At 48 weeks, 92% (46/50) achieved HIV-1 RNA < 50 copies/mL, similar to response rates in studies of treatment-naïve HIV-1 infected adults. No emergent resistance to E/C/F/TAF was detected through Week 48.
Rilpivirine-containing regimen
The pharmacokinetics, safety, tolerability, and efficacy of rilpivirine 25 mg once daily, in combination with an investigator-selected BR containing two NRTIs, were evaluated in Study TMC278-C213, a single-arm, open-label Phase 2 study in antiretroviral-naïve HIV-1 infected paediatric patients 12 to < 18 years of age and weighing at least 32 kg. The median duration of exposure for patients was 63.5 weeks.

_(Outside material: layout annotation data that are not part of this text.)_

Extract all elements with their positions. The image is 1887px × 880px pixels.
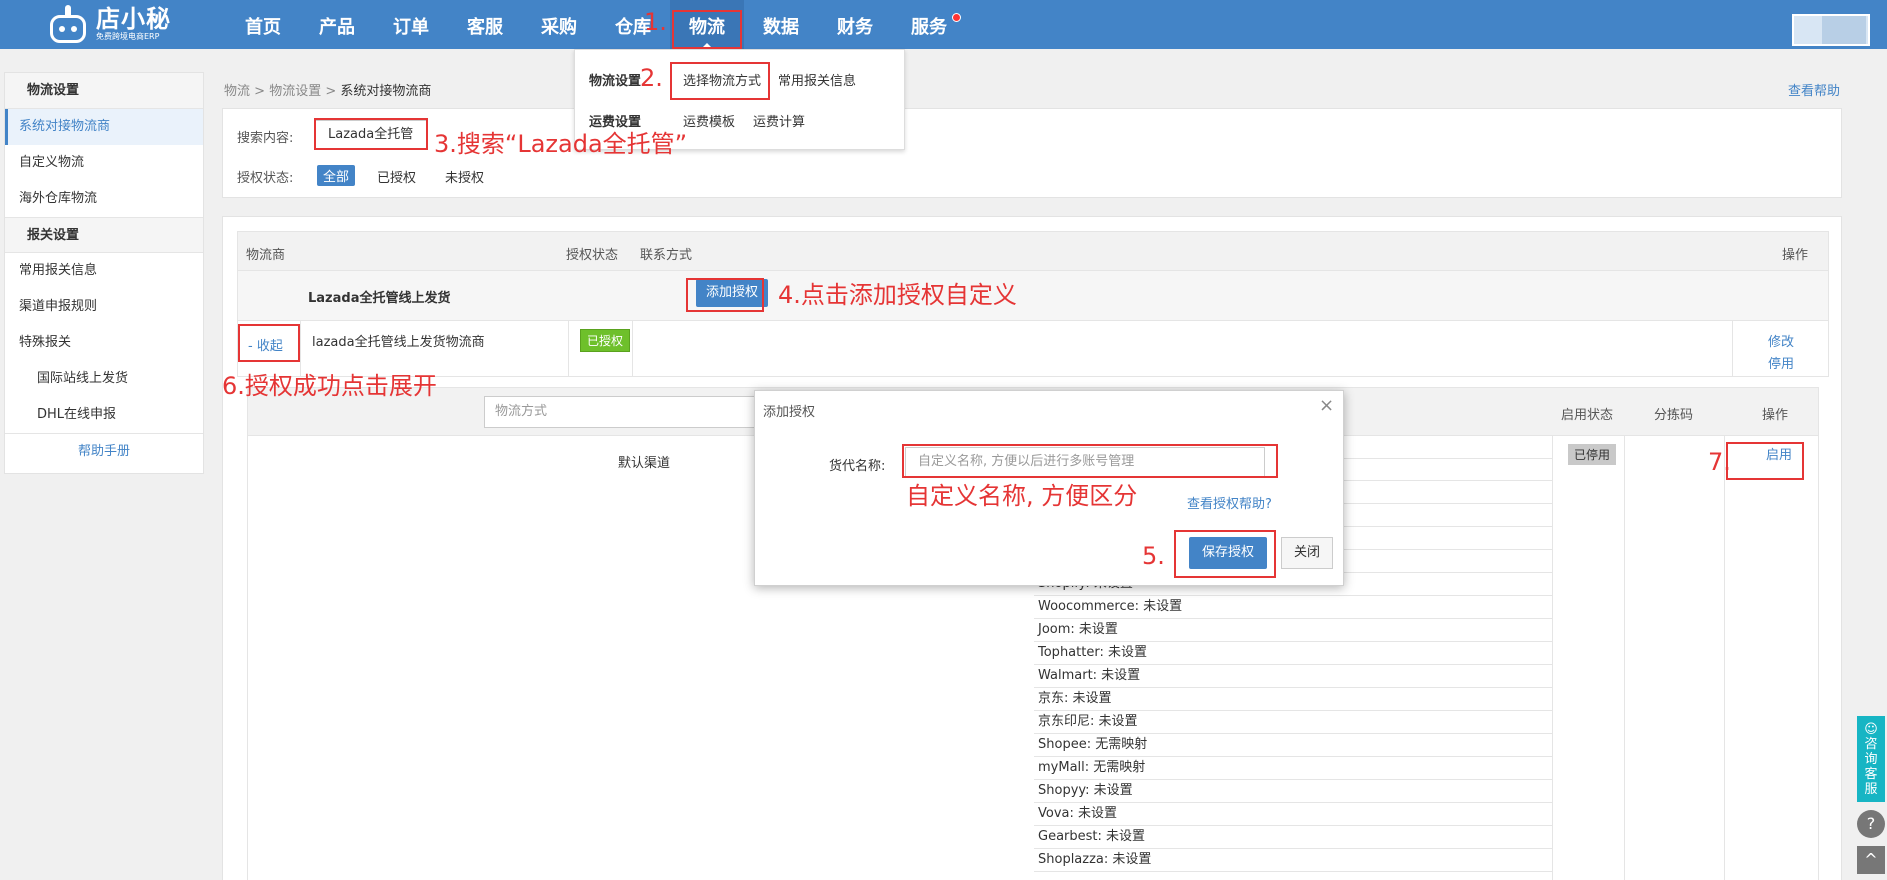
list-item: 京东: 未设置 (1034, 688, 1552, 711)
annotation-step6: 6.授权成功点击展开 (222, 372, 437, 400)
sidebar-item-custom-logistics[interactable]: 自定义物流 (5, 145, 203, 181)
left-sidebar: 物流设置 系统对接物流商 自定义物流 海外仓库物流 报关设置 常用报关信息 渠道… (4, 72, 204, 474)
sidebar-item-intl-station[interactable]: 国际站线上发货 (5, 361, 203, 397)
sidebar-item-overseas-warehouse[interactable]: 海外仓库物流 (5, 181, 203, 217)
nav-services[interactable]: 服务 (892, 0, 966, 49)
help-manual-link[interactable]: 帮助手册 (5, 433, 203, 469)
col-sort-code: 分拣码 (1654, 408, 1694, 423)
default-channel: 默认渠道 (618, 456, 671, 471)
enable-link[interactable]: 启用 (1766, 444, 1792, 463)
list-item: Gearbest: 未设置 (1034, 826, 1552, 849)
nav-data[interactable]: 数据 (744, 0, 818, 49)
col-enable-status: 启用状态 (1561, 408, 1614, 423)
table-row: - 收起 lazada全托管线上发货物流商 已授权 修改 停用 (237, 321, 1829, 377)
edit-link[interactable]: 修改 (1768, 331, 1794, 350)
annotation-step4: 4.点击添加授权自定义 (778, 281, 1017, 309)
menu-item-customs-info[interactable]: 常用报关信息 (778, 70, 856, 89)
notification-dot (952, 13, 961, 22)
sidebar-item-declare-rules[interactable]: 渠道申报规则 (5, 289, 203, 325)
sidebar-item-special-customs[interactable]: 特殊报关 (5, 325, 203, 361)
list-item: Woocommerce: 未设置 (1034, 596, 1552, 619)
shipping-method-input[interactable]: 物流方式 (484, 396, 784, 428)
list-item: Joom: 未设置 (1034, 619, 1552, 642)
menu-item-select-method[interactable]: 选择物流方式 (683, 70, 761, 89)
list-item: Vova: 未设置 (1034, 803, 1552, 826)
menu-group-freight: 运费设置 (589, 115, 642, 130)
logo[interactable]: 店小秘 免费跨境电商ERP (46, 2, 176, 46)
auth-status-label: 授权状态: (237, 171, 294, 186)
list-item: 京东印尼: 未设置 (1034, 711, 1552, 734)
search-input[interactable]: Lazada全托管 (315, 120, 427, 150)
annotation-step5: 5. (1142, 542, 1165, 570)
list-item: Shopyy: 未设置 (1034, 780, 1552, 803)
group-title: Lazada全托管线上发货 (308, 291, 451, 306)
nav-products[interactable]: 产品 (300, 0, 374, 49)
menu-group-logistics: 物流设置 (589, 74, 642, 89)
nav-home[interactable]: 首页 (226, 0, 300, 49)
agent-name-input[interactable]: 自定义名称, 方便以后进行多账号管理 (905, 447, 1265, 477)
col-ops: 操作 (1782, 248, 1809, 263)
menu-item-freight-template[interactable]: 运费模板 (683, 111, 735, 130)
col-provider: 物流商 (246, 248, 286, 263)
annotation-step7: 7. (1708, 448, 1731, 476)
filter-all[interactable]: 全部 (317, 165, 356, 186)
filter-unauthorized[interactable]: 未授权 (445, 167, 484, 186)
annotation-note: 自定义名称, 方便区分 (906, 482, 1138, 510)
col-sub-ops: 操作 (1762, 408, 1789, 423)
breadcrumb: 物流 > 物流设置 > 系统对接物流商 (224, 84, 432, 99)
save-auth-button[interactable]: 保存授权 (1189, 537, 1267, 569)
nav-orders[interactable]: 订单 (374, 0, 448, 49)
sidebar-item-dhl-declare[interactable]: DHL在线申报 (5, 397, 203, 433)
carrier-name: lazada全托管线上发货物流商 (312, 335, 485, 350)
sidebar-item-system-carriers[interactable]: 系统对接物流商 (5, 109, 203, 145)
add-auth-button[interactable]: 添加授权 (696, 279, 769, 307)
filter-authorized[interactable]: 已授权 (377, 167, 416, 186)
logo-subtext: 免费跨境电商ERP (96, 32, 160, 41)
sidebar-heading-logistics: 物流设置 (5, 73, 203, 109)
nav-logistics[interactable]: 物流 (670, 0, 744, 49)
col-contact: 联系方式 (640, 248, 693, 263)
disable-link[interactable]: 停用 (1768, 353, 1794, 372)
customer-service-float-button[interactable]: ☺ 咨询客服 (1857, 716, 1885, 802)
back-to-top-icon[interactable]: ^ (1857, 846, 1885, 874)
authorized-badge: 已授权 (580, 329, 631, 352)
top-navbar: 店小秘 免费跨境电商ERP 首页 产品 订单 客服 采购 仓库 物流 数据 财务… (0, 0, 1887, 49)
user-avatar[interactable] (1792, 14, 1870, 46)
carrier-group-row: Lazada全托管线上发货 添加授权 (237, 271, 1829, 321)
list-item: Shoplazza: 未设置 (1034, 849, 1552, 872)
nav-purchasing[interactable]: 采购 (522, 0, 596, 49)
list-item: myMall: 无需映射 (1034, 757, 1552, 780)
list-item: Walmart: 未设置 (1034, 665, 1552, 688)
breadcrumb-current: 系统对接物流商 (340, 84, 432, 99)
chat-icon: ☺ (1864, 722, 1878, 737)
view-help-link[interactable]: 查看帮助 (1788, 80, 1840, 99)
nav-customer-service[interactable]: 客服 (448, 0, 522, 49)
breadcrumb-logistics[interactable]: 物流 (224, 84, 250, 99)
collapse-toggle[interactable]: - 收起 (248, 335, 283, 354)
close-button[interactable]: 关闭 (1281, 537, 1333, 569)
table-header: 物流商 授权状态 联系方式 操作 (237, 231, 1829, 271)
modal-title: 添加授权 (763, 405, 816, 420)
auth-help-link[interactable]: 查看授权帮助? (1187, 493, 1272, 512)
nav-finance[interactable]: 财务 (818, 0, 892, 49)
logo-text: 店小秘 (96, 5, 171, 33)
breadcrumb-settings[interactable]: 物流设置 (269, 84, 321, 99)
search-label: 搜索内容: (237, 131, 294, 146)
disabled-status-badge: 已停用 (1568, 444, 1617, 465)
sidebar-heading-customs: 报关设置 (5, 217, 203, 253)
help-circle-icon[interactable]: ? (1857, 810, 1885, 838)
annotation-step1: 1. (644, 8, 667, 36)
close-icon[interactable]: × (1319, 395, 1334, 416)
robot-logo-icon (46, 5, 90, 43)
annotation-step2: 2. (640, 64, 663, 92)
annotation-step3: 3.搜索“Lazada全托管” (434, 130, 688, 158)
col-auth-status: 授权状态 (566, 248, 619, 263)
list-item: Tophatter: 未设置 (1034, 642, 1552, 665)
list-item: Shopee: 无需映射 (1034, 734, 1552, 757)
main-nav: 首页 产品 订单 客服 采购 仓库 物流 数据 财务 服务 (226, 0, 966, 49)
sidebar-item-customs-info[interactable]: 常用报关信息 (5, 253, 203, 289)
agent-name-label: 货代名称: (829, 459, 886, 474)
menu-item-freight-calc[interactable]: 运费计算 (753, 111, 805, 130)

Thirty-six patients had a median age of 14.5 years and were 55.6% female, 88.9% Black, and 11.1% Asian. The median baseline plasma HIV-1 RNA was 4.8 log10 copies/mL, and the median baseline CD4+ cell count was 414 cells/mm3. The proportion of patients with HIV-1 RNA < 50 copies/mL at Week 48 (TLOVR) was 72.2% (26/36). The combination of NRTIs most frequently used together with rilpivirine was FTC/TDF (24 subjects [66.7%]).
The proportion of responders was higher in subjects with a baseline viral load ≤ 100,000 copies/mL (78.6%, 22/28) as compared to those with a baseline viral load > 100,000 copies/mL (50.0%, 4/8). The proportion of virologic failures was 22.2% (8/36).

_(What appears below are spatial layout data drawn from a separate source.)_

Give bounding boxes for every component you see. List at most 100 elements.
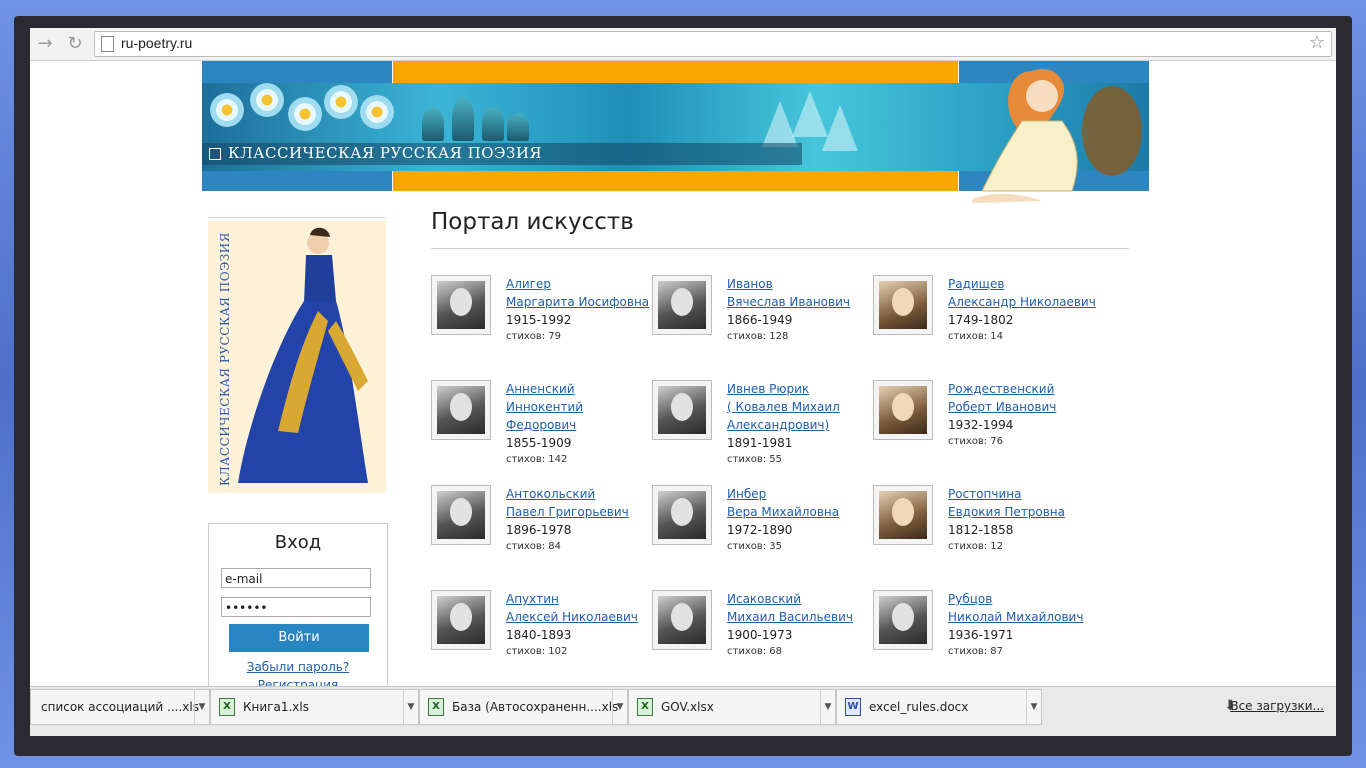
download-item[interactable]: X База (Автосохраненн....xls ▼ [419,689,628,725]
chevron-down-icon[interactable]: ▼ [1026,690,1041,724]
poet-name-link[interactable]: Федорович [506,416,656,434]
poet-portrait[interactable] [652,485,712,545]
url-input[interactable]: ru-poetry.ru ☆ [94,31,1332,57]
poet-name-link[interactable]: Александрович) [727,416,877,434]
forward-button[interactable]: → [34,33,56,55]
reload-icon: ↻ [67,33,83,54]
poet-years: 1900-1973 [727,628,793,642]
poet-card: Радищев Александр Николаевич 1749-1802 стих… [873,275,1096,370]
poet-portrait[interactable] [431,275,491,335]
download-item[interactable]: X GOV.xlsx ▼ [628,689,836,725]
poet-name-link[interactable]: Михаил Васильевич [727,608,877,626]
poet-portrait[interactable] [873,590,933,650]
downloads-bar: список ассоциаций ....xls ▼ X Книга1.xls ▼ X Б… [30,686,1336,736]
main-content: Портал искусств Алигер Маргарита Иосифовн… [431,191,1131,686]
poet-name-link[interactable]: Ростопчина [948,485,1098,503]
poet-years: 1866-1949 [727,313,793,327]
poet-info: Радищев Александр Николаевич 1749-1802 стих… [948,275,1098,345]
page-icon [101,36,114,52]
poet-name-link[interactable]: Антокольский [506,485,656,503]
church-dome-icon [507,113,529,141]
poet-name-link[interactable]: Иванов [727,275,877,293]
poet-name-link[interactable]: Иннокентий [506,398,656,416]
email-input[interactable]: e-mail [221,568,371,588]
poet-name-link[interactable]: Ивнев Рюрик [727,380,877,398]
star-icon[interactable]: ☆ [1309,32,1325,53]
poet-portrait[interactable] [652,590,712,650]
poet-name-link[interactable]: Николай Михайлович [948,608,1098,626]
poet-name-link[interactable]: ( Ковалев Михаил [727,398,877,416]
poet-years: 1936-1971 [948,628,1014,642]
poet-name-link[interactable]: Анненский [506,380,656,398]
poet-name-link[interactable]: Апухтин [506,590,656,608]
poet-info: Ростопчина Евдокия Петровна 1812-1858 стихо… [948,485,1098,555]
poet-info: Апухтин Алексей Николаевич 1840-1893 стихов… [506,590,656,660]
poet-portrait[interactable] [873,485,933,545]
chevron-down-icon[interactable]: ▼ [194,690,209,724]
poet-name-link[interactable]: Рождественский [948,380,1098,398]
title-divider [431,248,1129,249]
reload-button[interactable]: ↻ [64,33,86,55]
poet-name-link[interactable]: Роберт Иванович [948,398,1098,416]
poet-portrait[interactable] [873,275,933,335]
poet-portrait[interactable] [431,590,491,650]
download-item[interactable]: список ассоциаций ....xls ▼ [30,689,210,725]
poet-name-link[interactable]: Евдокия Петровна [948,503,1098,521]
poet-name-link[interactable]: Александр Николаевич [948,293,1098,311]
poet-years: 1972-1890 [727,523,793,537]
login-form: Вход e-mail •••••• Войти Забыли пароль? … [208,523,388,695]
poet-name-link[interactable]: Маргарита Иосифовна [506,293,656,311]
download-item[interactable]: Wexcel_rules.docx ▼ [836,689,1042,725]
arrow-right-icon: → [37,33,53,54]
poem-count: стихов: 12 [948,541,1004,552]
poet-info: Рубцов Николай Михайлович 1936-1971 стихов:… [948,590,1098,660]
chevron-down-icon[interactable]: ▼ [612,690,627,724]
address-bar: → ↻ ru-poetry.ru ☆ [30,28,1336,61]
banner-bar-orange [393,61,958,83]
poet-name-link[interactable]: Вячеслав Иванович [727,293,877,311]
poet-name-link[interactable]: Вера Михайловна [727,503,877,521]
poet-card: Иванов Вячеслав Иванович 1866-1949 стихов: … [652,275,867,370]
poet-info: Инбер Вера Михайловна 1972-1890 стихов: 35 [727,485,877,555]
poet-portrait[interactable] [652,380,712,440]
login-title: Вход [274,532,322,553]
poet-name-link[interactable]: Радищев [948,275,1098,293]
lady-in-blue-dress-icon [238,227,368,483]
poet-card: Ростопчина Евдокия Петровна 1812-1858 стихо… [873,485,1088,580]
poet-name-link[interactable]: Рубцов [948,590,1098,608]
browser-window: → ↻ ru-poetry.ru ☆ КЛАССИЧЕСКАЯ РУССКАЯ … [30,28,1336,736]
poet-name-link[interactable]: Алигер [506,275,656,293]
poet-name-link[interactable]: Исаковский [727,590,877,608]
poem-count: стихов: 84 [506,541,562,552]
poem-count: стихов: 35 [727,541,783,552]
poem-count: стихов: 76 [948,436,1004,447]
chevron-down-icon[interactable]: ▼ [403,690,418,724]
church-dome-icon [482,107,504,141]
download-filename: список ассоциаций ....xls [41,700,199,714]
excel-icon: X [428,698,444,716]
poet-portrait[interactable] [873,380,933,440]
poet-name-link[interactable]: Алексей Николаевич [506,608,656,626]
poet-info: Алигер Маргарита Иосифовна 1915-1992 стихов… [506,275,656,345]
daisy-icon [210,93,244,127]
poet-card: Алигер Маргарита Иосифовна 1915-1992 стихов… [431,275,649,370]
poet-portrait[interactable] [431,485,491,545]
forgot-password-link[interactable]: Забыли пароль? [209,660,387,674]
download-filename: Книга1.xls [243,700,309,714]
poet-portrait[interactable] [431,380,491,440]
poet-card: Ивнев Рюрик( Ковалев Михаил Александрович… [652,380,867,475]
poet-years: 1749-1802 [948,313,1014,327]
poet-name-link[interactable]: Инбер [727,485,877,503]
download-item[interactable]: X Книга1.xls ▼ [210,689,419,725]
poem-count: стихов: 79 [506,331,562,342]
site-container: КЛАССИЧЕСКАЯ РУССКАЯ ПОЭЗИЯ КЛАССИЧЕСКАЯ… [202,61,1149,695]
poet-portrait[interactable] [652,275,712,335]
chevron-down-icon[interactable]: ▼ [820,690,835,724]
poet-name-link[interactable]: Павел Григорьевич [506,503,656,521]
poet-years: 1896-1978 [506,523,572,537]
login-button[interactable]: Войти [229,624,369,652]
password-input[interactable]: •••••• [221,597,371,617]
all-downloads-link[interactable]: Все загрузки... [1230,699,1324,713]
poet-info: Рождественский Роберт Иванович 1932-1994 ст… [948,380,1098,450]
sidebar-vertical-title: КЛАССИЧЕСКАЯ РУССКАЯ ПОЭЗИЯ [218,232,232,486]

The European Medicines Agency has deferred the obligation to submit the results of studies with Emtricitabine/Rilpivirine/Tenofovir Alafenamide Gilead in one or more subsets of the paediatric population in the treatment of human HIV-1 infection (see section 4.2 for information on paediatric use).
Pregnancy
Rilpivirine (one of the components of Emtricitabine/Rilpivirine/Tenofovir Alafenamide Gilead) in combination with a background regimen was evaluated in Study TMC114HIV3015 in 19 pregnant women during the 2nd and 3rd trimesters, and postpartum. The pharmacokinetic data demonstrate that total exposure (AUC) to rilpivirine as a part of an antiretroviral regimen was approximately 30% lower during pregnancy compared with postpartum (6-12 weeks). The virologic response was generally preserved throughout the study: of the 12 patients that completed the study, 10 patients were suppressed at the end of the study; in the other 2 patients an increase in viral load was observed only postpartum, for at least 1 patient due to suspected suboptimal adherence. No mother to child transmission occurred in all 10 infants born to the mothers who completed the study and for whom the HIV status was available. Rilpivirine was well tolerated during pregnancy and postpartum. There were no new safety findings compared with the known safety profile of rilpivirine in HIV-1 infected adults (see sections 4.4 and 5.2).